У Гумилева только в час гибели Дракона
Первый раз уста человека
Говорить осмелились днем,
Раздалось в первый раз от века
Запрещенное слово: Ом!
...Солнце вспыхнуло красным жаром
И надтреснуло. Метеор
Оторвался и легким паром
От него рванулся в простор.
После многих тысячелетий
Где-нибудь за Млечным Путем
Он расскажет встречной комете
О таинственном слове Ом.
...И звенело болью мгновенной,
Тонким воздухом и огнем
Сотрясая тело вселенной, Заповедное слово Ом.
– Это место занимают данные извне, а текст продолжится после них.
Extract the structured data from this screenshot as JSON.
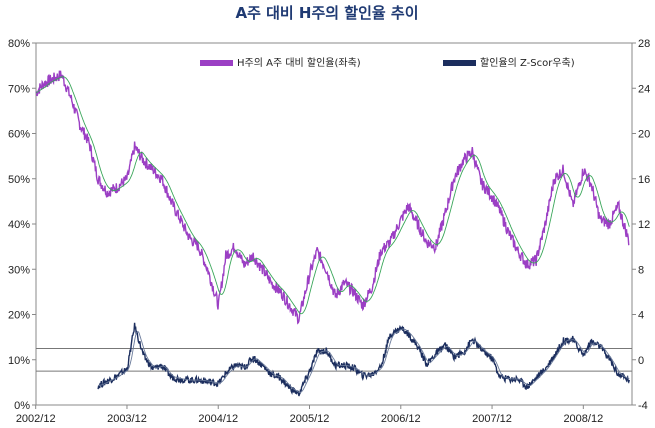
{
  "chart_data": {
    "type": "line",
    "title": "A주 대비 H주의 할인율 추이",
    "x_ticks": [
      "2002/12",
      "2003/12",
      "2004/12",
      "2005/12",
      "2006/12",
      "2007/12",
      "2008/12"
    ],
    "y_left": {
      "ticks": [
        "0%",
        "10%",
        "20%",
        "30%",
        "40%",
        "50%",
        "60%",
        "70%",
        "80%"
      ],
      "min": 0,
      "max": 80
    },
    "y_right": {
      "ticks": [
        "-4",
        "0",
        "4",
        "8",
        "12",
        "16",
        "20",
        "24",
        "28"
      ],
      "min": -4,
      "max": 28
    },
    "reference_lines_right_axis": [
      1.0,
      -1.0
    ],
    "series": [
      {
        "name": "H주의 A주 대비 할인율(좌축)",
        "axis": "left",
        "color": "#9b3fc4",
        "x": [
          2002.92,
          2003.0,
          2003.1,
          2003.2,
          2003.3,
          2003.4,
          2003.5,
          2003.6,
          2003.7,
          2003.8,
          2003.92,
          2004.0,
          2004.1,
          2004.2,
          2004.3,
          2004.4,
          2004.5,
          2004.6,
          2004.7,
          2004.8,
          2004.92,
          2005.0,
          2005.1,
          2005.2,
          2005.3,
          2005.4,
          2005.5,
          2005.6,
          2005.7,
          2005.8,
          2005.92,
          2006.0,
          2006.1,
          2006.2,
          2006.3,
          2006.4,
          2006.5,
          2006.6,
          2006.7,
          2006.8,
          2006.92,
          2007.0,
          2007.1,
          2007.2,
          2007.3,
          2007.4,
          2007.5,
          2007.6,
          2007.7,
          2007.8,
          2007.92,
          2008.0,
          2008.1,
          2008.2,
          2008.3,
          2008.4,
          2008.5,
          2008.6,
          2008.7,
          2008.8,
          2008.92,
          2009.0,
          2009.1,
          2009.2,
          2009.3,
          2009.42
        ],
        "y": [
          69,
          71,
          72,
          73,
          68,
          62,
          58,
          50,
          47,
          48,
          50,
          57,
          54,
          52,
          50,
          45,
          41,
          37,
          35,
          30,
          22,
          33,
          35,
          31,
          33,
          30,
          27,
          25,
          22,
          19,
          29,
          34,
          30,
          24,
          27,
          25,
          22,
          26,
          34,
          36,
          41,
          44,
          40,
          36,
          35,
          42,
          50,
          54,
          56,
          49,
          46,
          43,
          38,
          34,
          31,
          32,
          40,
          50,
          52,
          44,
          52,
          49,
          41,
          40,
          44,
          36
        ]
      },
      {
        "name": "할인율의 Z-Scor우축)",
        "axis": "right",
        "color": "#1c2e5e",
        "x": [
          2003.6,
          2003.7,
          2003.8,
          2003.92,
          2004.0,
          2004.1,
          2004.2,
          2004.3,
          2004.4,
          2004.5,
          2004.6,
          2004.7,
          2004.8,
          2004.92,
          2005.0,
          2005.1,
          2005.2,
          2005.3,
          2005.4,
          2005.5,
          2005.6,
          2005.7,
          2005.8,
          2005.92,
          2006.0,
          2006.1,
          2006.2,
          2006.3,
          2006.4,
          2006.5,
          2006.6,
          2006.7,
          2006.8,
          2006.92,
          2007.0,
          2007.1,
          2007.2,
          2007.3,
          2007.4,
          2007.5,
          2007.6,
          2007.7,
          2007.8,
          2007.92,
          2008.0,
          2008.1,
          2008.2,
          2008.3,
          2008.4,
          2008.5,
          2008.6,
          2008.7,
          2008.8,
          2008.92,
          2009.0,
          2009.1,
          2009.2,
          2009.3,
          2009.42
        ],
        "y": [
          -2.3,
          -1.9,
          -1.5,
          -0.8,
          3.0,
          0.3,
          -0.8,
          -0.5,
          -1.5,
          -1.7,
          -1.8,
          -1.8,
          -1.9,
          -2.1,
          -1.2,
          -0.5,
          -0.7,
          0.2,
          -0.5,
          -1.3,
          -1.6,
          -2.5,
          -3.0,
          -1.0,
          0.7,
          0.8,
          -0.5,
          -0.5,
          -0.7,
          -1.4,
          -1.3,
          -0.6,
          2.2,
          2.8,
          2.3,
          1.2,
          -0.4,
          0.5,
          1.3,
          0.3,
          0.6,
          1.8,
          0.9,
          0.1,
          -1.5,
          -1.7,
          -1.7,
          -2.4,
          -1.6,
          -0.8,
          0.4,
          1.7,
          1.8,
          0.4,
          1.6,
          1.2,
          0.1,
          -1.3,
          -1.8
        ]
      }
    ],
    "legend_position": "top",
    "grid": false
  }
}
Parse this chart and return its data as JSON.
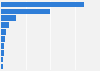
{
  "values": [
    85,
    50,
    15,
    8,
    5,
    4,
    3.5,
    3,
    2.5,
    2
  ],
  "bar_color": "#2f7ed8",
  "background_color": "#f2f2f2",
  "grid_color": "#ffffff",
  "xlim": [
    0,
    100
  ]
}
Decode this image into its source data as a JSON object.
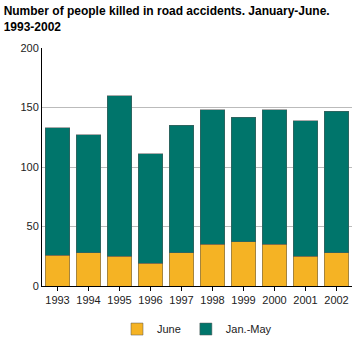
{
  "chart_data": {
    "type": "bar",
    "stacked": true,
    "title": "Number of people killed in road accidents. January-June. 1993-2002",
    "categories": [
      "1993",
      "1994",
      "1995",
      "1996",
      "1997",
      "1998",
      "1999",
      "2000",
      "2001",
      "2002"
    ],
    "series": [
      {
        "name": "June",
        "color": "#f5b324",
        "values": [
          26,
          28,
          25,
          19,
          28,
          35,
          37,
          35,
          25,
          28
        ]
      },
      {
        "name": "Jan.-May",
        "color": "#00756b",
        "values": [
          107,
          99,
          135,
          92,
          107,
          113,
          105,
          113,
          114,
          119
        ]
      }
    ],
    "ylim": [
      0,
      200
    ],
    "yticks": [
      0,
      50,
      100,
      150,
      200
    ],
    "grid": true,
    "legend": "bottom"
  }
}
Описание космического действия «заповедного слова» сближает финал первой книги «Поэмы Начала» со стихотворением «Слово». Но вся история Дракона — предсловесная, Слово (Ом) звучит в миг его умирания.
Тема слова — центральная в творчестве Гумилева: и его жизнестроительство в конечном счете подчинено Слову. Поэтому стихотворение «Слово» с его несколько неожиданным концом остается одним из завещаний Гумилева.